By February of 1945, logical, technocratic American military experts had concluded that Japan was beaten. Yet the empire would not surrender.

Americans judged the Japanese to be "fanatic" in their willingness to fight with no hope of victory. But Japan was not fighting a logical war. Japan, an island nation, existed in its own moral universe, enclosed in a separate ethical biosphere. Japanese leaders believed that "Japanese spirit" was the key to beating back the barbarians at their door. They fought because they believed they could not lose.

And while America cheered its flyers as its best and brightest, the Japanese had a very different view of those who wreaked havoc from the skies. To them, airmen who dropped napalm on defenseless civilians living in paper houses were the nonhuman devils.

This is a story of war, so it is a story of death. But it is not a story of defeat. I have tracked down the eight Flyboys' brothers and sisters, girlfriends, and aviator buddies who drilled and drank with them. Their relatives and friends gave me photos, letters, and medals. I have scoured yearbooks, logbooks, and little black books to find out who they were and what they mean to us today. I read and reread six thousand pages of trial documents and conducted hundreds of interviews in the U.S. and Japan.

The families and friends of the Flyboys could only tell me so much. Their hometown buddies and relatives had stories of their youth and enlistment. Their military comrades had remembrances from training camp up until they disappeared. But none of them - not even the next of kin or the bunkmates who served in the Pacific with them - knew exactly what happened to these eight on Chichi Jima. It was all a dark hole, an unfathomable secret.

In Japan, some knew, but they had kept their silence. I met Japanese soldiers who knew the Flyboys as prisoners. I heard stories about how they were treated, about their interrogations, about how some of the Flyboys had lived among their captors for weeks. I met soldiers who swapped jokes with them, who slept in the same rooms.

And I ventured to Chichi Jima. Chichi Jima is part of an island chain due south of Tokyo the Japanese call the Ogasawara Islands. On English maps the chain is called the Bonin Islands. The name Bonin is a French cartographer's corruption of the old Japanese word munin, which means "no man." These islands were uninhabited for most of Japan's existence. They literally contained "no peoples" or "no mans." So Bonin translates loosely into English as No Mans Land.

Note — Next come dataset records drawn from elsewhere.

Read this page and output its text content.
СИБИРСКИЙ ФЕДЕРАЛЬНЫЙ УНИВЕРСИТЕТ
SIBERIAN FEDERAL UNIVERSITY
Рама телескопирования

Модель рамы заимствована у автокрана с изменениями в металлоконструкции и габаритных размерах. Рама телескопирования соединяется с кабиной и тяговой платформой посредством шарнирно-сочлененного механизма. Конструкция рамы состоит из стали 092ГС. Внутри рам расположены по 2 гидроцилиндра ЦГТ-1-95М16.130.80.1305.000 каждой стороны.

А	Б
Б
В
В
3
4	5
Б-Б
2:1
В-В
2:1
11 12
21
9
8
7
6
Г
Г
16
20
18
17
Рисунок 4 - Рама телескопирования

I hacked through forest growth in No Mans Land to uncover the last days of the Flyboys. I stood on cliffs with Japanese veterans who pointed to where they saw the Flyboys parachute into the Pacific. I strode where Flyboys had walked. I heard from eyewitnesses who told me much. Others revealed a great deal by refusing to tell me anything.

Eventually, I understood the facts about what happened to Dick, Marve, Glenn, Grady, Jimmy, Floyd, Warren Earl, and the Unknown Airman. I comprehended the "what" of their fates.

But to determine the "why" of their story, I had to embark upon another journey. A trip back in time, back 149 years, to another century. Back to when the first American military men walked in No Mans Land.